Volume 46 All articles Published: 16 April 2021 Article ID 0081
This paper presents a comparative study between lab-developed attraction-type levitation prototypes of two different objects with different geometries but, importantly, the same mass. Effects of continuous geometry without sharp corners in spherical ball vis-a-vis that of the plate having sharp corners introducesignificant changes in the analysis, operation and set-up development arising out of this subtle but characteristic geometric difference, which lead to change in configuration of field lines. This broadly reflects on the design, finite-element analysis, modelling, stability analysis, fabrication and controller design. The challenges and stepwise procedures in design and fabrication for this change from a spherical shape to cuboid shape for the same mass of levitated object have been highlighted in this work. Inductance, force and current vs. air-gapcharacteristics, etc. have been determined first using the proposed novel and simplified analytical formulation and then using finite-element (FE)-analysis-based software packages. Particularly, specific permeance-based approach originally proposed by Robert Pohl for inductor alternators having double saliency is extended here successfully for analytical formulation that has not been adopted by other researchers. The proposed analytical model can be used to obtain a sufficiently accurate design, starting from nominal ratings, and hence for building the model geometry for the FEM analysis. The FEM analysis cannot be conducted unless one has the model geometric dimensions.
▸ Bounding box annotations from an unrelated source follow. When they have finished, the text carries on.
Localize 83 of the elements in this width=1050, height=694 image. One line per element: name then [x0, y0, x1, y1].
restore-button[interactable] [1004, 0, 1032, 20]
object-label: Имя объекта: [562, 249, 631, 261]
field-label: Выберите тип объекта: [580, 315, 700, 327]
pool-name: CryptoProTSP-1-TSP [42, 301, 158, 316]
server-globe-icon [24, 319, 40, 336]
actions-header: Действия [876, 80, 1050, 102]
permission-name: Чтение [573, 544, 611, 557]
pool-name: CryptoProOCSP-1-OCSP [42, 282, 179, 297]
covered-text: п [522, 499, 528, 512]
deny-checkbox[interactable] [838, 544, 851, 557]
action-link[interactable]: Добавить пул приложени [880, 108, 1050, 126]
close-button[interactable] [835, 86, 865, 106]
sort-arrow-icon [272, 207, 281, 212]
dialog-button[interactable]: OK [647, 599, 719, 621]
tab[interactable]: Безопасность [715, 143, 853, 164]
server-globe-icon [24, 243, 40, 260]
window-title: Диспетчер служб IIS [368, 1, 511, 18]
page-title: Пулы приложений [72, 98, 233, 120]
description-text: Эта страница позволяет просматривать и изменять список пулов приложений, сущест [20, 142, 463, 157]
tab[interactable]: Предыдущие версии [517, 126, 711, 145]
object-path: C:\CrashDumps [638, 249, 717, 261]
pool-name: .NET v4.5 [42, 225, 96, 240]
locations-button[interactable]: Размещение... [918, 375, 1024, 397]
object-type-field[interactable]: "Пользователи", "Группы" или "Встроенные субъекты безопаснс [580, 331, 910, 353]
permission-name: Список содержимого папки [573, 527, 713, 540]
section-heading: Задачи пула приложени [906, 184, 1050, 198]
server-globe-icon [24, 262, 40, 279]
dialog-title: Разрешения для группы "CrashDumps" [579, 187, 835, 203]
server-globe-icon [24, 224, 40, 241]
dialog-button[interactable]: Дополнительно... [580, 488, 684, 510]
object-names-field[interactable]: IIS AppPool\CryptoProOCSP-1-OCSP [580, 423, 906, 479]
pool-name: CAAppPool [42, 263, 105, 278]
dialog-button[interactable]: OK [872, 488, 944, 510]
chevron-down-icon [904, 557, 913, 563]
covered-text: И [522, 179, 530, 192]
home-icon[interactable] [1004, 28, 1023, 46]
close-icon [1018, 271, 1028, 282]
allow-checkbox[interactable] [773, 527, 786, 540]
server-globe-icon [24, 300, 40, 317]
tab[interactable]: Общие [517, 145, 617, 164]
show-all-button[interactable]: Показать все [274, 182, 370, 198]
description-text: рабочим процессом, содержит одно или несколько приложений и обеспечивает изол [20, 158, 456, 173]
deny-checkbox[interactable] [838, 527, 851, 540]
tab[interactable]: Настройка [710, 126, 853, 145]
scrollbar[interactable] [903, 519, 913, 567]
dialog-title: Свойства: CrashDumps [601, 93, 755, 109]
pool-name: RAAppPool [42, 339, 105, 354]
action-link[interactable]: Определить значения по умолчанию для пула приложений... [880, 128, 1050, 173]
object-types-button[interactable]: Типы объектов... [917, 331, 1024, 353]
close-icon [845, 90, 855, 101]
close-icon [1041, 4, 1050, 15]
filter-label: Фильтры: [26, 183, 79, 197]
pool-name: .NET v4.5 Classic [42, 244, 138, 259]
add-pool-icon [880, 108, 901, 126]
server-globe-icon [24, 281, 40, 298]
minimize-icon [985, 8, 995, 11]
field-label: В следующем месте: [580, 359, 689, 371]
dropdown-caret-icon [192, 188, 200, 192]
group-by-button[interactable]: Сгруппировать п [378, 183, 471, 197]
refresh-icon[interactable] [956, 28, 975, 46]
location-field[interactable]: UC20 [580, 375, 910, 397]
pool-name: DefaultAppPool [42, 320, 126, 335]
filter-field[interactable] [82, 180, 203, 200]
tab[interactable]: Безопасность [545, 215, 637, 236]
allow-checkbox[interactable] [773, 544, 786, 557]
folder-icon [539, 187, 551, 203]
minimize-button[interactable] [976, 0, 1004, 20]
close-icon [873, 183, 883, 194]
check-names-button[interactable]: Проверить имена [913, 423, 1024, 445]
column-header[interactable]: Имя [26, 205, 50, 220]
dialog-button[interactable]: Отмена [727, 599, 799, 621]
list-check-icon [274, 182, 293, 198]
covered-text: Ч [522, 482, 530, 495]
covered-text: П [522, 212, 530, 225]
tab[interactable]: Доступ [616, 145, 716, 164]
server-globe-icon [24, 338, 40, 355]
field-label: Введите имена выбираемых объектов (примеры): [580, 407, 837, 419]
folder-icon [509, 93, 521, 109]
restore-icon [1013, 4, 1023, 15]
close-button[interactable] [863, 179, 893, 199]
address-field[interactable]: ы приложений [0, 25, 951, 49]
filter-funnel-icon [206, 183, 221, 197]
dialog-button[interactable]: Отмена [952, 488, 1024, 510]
The results thus obtained have been verified by actual experiments too. Thereafter, the mathematical models for control of the systems have been derived analytically. There exists a good agreement between predicted and measured results. This implies that the system modelling is precise, which leads to accurate design and implementation of controllers. Analog controllers have been designed, analysed, implemented and practically experimented upon with steady levitated position for both the systems.